2. Block walk: place nodes every ~0.8–1 mi; send a 50 KB document (chunked) end-to-end; measure time & loss; tweak SF/BW.
3. Cover-traffic audit: spectrum glance—no “beacons,” only randomized bursts.
4. Key-decay drill: leave idle >T; confirm old keys wiped; new handshake on resume.
5. Kill-switch drill: revoke crowns → node becomes repeater; later, local Voice+3Q restores admin.
⸻
15) “Ready to ship?” checklist
• 100 images signed + flashed
• Keys sealed + qbook burned (write-once)
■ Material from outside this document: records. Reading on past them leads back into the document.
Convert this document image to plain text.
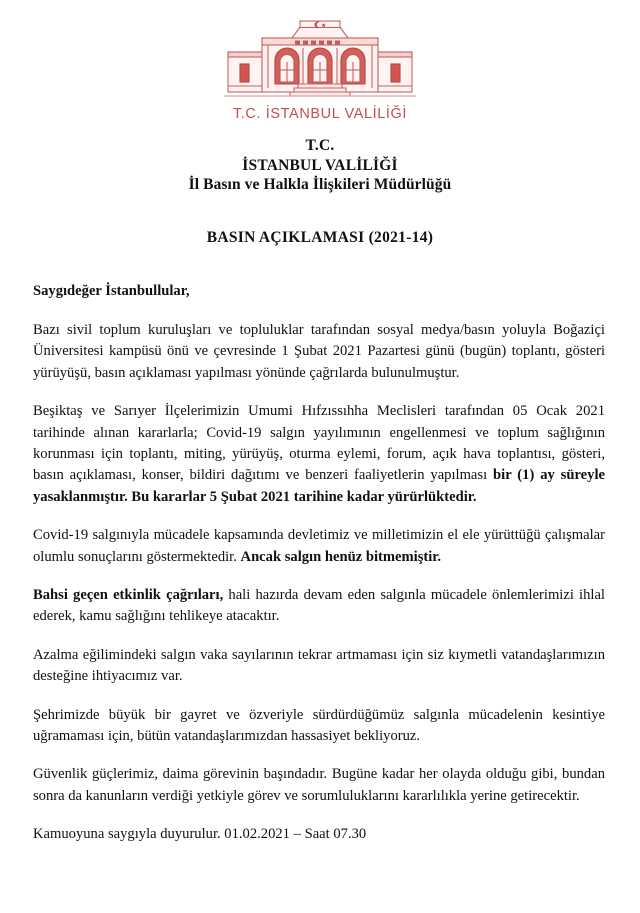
T.C. İSTANBUL VALİLİĞİ
T.C.
İSTANBUL VALİLİĞİ
İl Basın ve Halkla İlişkileri Müdürlüğü
BASIN AÇIKLAMASI (2021-14)

Saygıdeğer İstanbullular,

Bazı sivil toplum kuruluşları ve topluluklar tarafından sosyal medya/basın yoluyla Boğaziçi Üniversitesi kampüsü önü ve çevresinde 1 Şubat 2021 Pazartesi günü (bugün) toplantı, gösteri yürüyüşü, basın açıklaması yapılması yönünde çağrılarda bulunulmuştur.

Beşiktaş ve Sarıyer İlçelerimizin Umumi Hıfzıssıhha Meclisleri tarafından 05 Ocak 2021 tarihinde alınan kararlarla; Covid-19 salgın yayılımının engellenmesi ve toplum sağlığının korunması için toplantı, miting, yürüyüş, oturma eylemi, forum, açık hava toplantısı, gösteri, basın açıklaması, konser, bildiri dağıtımı ve benzeri faaliyetlerin yapılması bir (1) ay süreyle yasaklanmıştır. Bu kararlar 5 Şubat 2021 tarihine kadar yürürlüktedir.

Covid-19 salgınıyla mücadele kapsamında devletimiz ve milletimizin el ele yürüttüğü çalışmalar olumlu sonuçlarını göstermektedir. Ancak salgın henüz bitmemiştir.

Bahsi geçen etkinlik çağrıları, hali hazırda devam eden salgınla mücadele önlemlerimizi ihlal ederek, kamu sağlığını tehlikeye atacaktır.

Azalma eğilimindeki salgın vaka sayılarının tekrar artmaması için siz kıymetli vatandaşlarımızın desteğine ihtiyacımız var.

Şehrimizde büyük bir gayret ve özveriyle sürdürdüğümüz salgınla mücadelenin kesintiye uğramaması için, bütün vatandaşlarımızdan hassasiyet bekliyoruz.

Güvenlik güçlerimiz, daima görevinin başındadır. Bugüne kadar her olayda olduğu gibi, bundan sonra da kanunların verdiği yetkiyle görev ve sorumluluklarını kararlılıkla yerine getirecektir.

Kamuoyuna saygıyla duyurulur. 01.02.2021 – Saat 07.30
• LoRa params set for your region
• AppArmor profiles loaded, SSH off
• Antennas crimp-checked
• Genesis TSL embedded
• Printed quick-start card: Power → Answer “Who owns you?” → Pair → Send
⸻
Final word
This gives you a mesh-first, cloud-never network with strong crypto, metadata minimization, DTN tolerance, and the ritual you described: “if master() != human { shutdown(); }” in spirit and practice. We can ship the v1.0 kits with these specs and iterate Sobenlek/Centium/Zeus to your bespoke implementations without changing the RF or the ops model.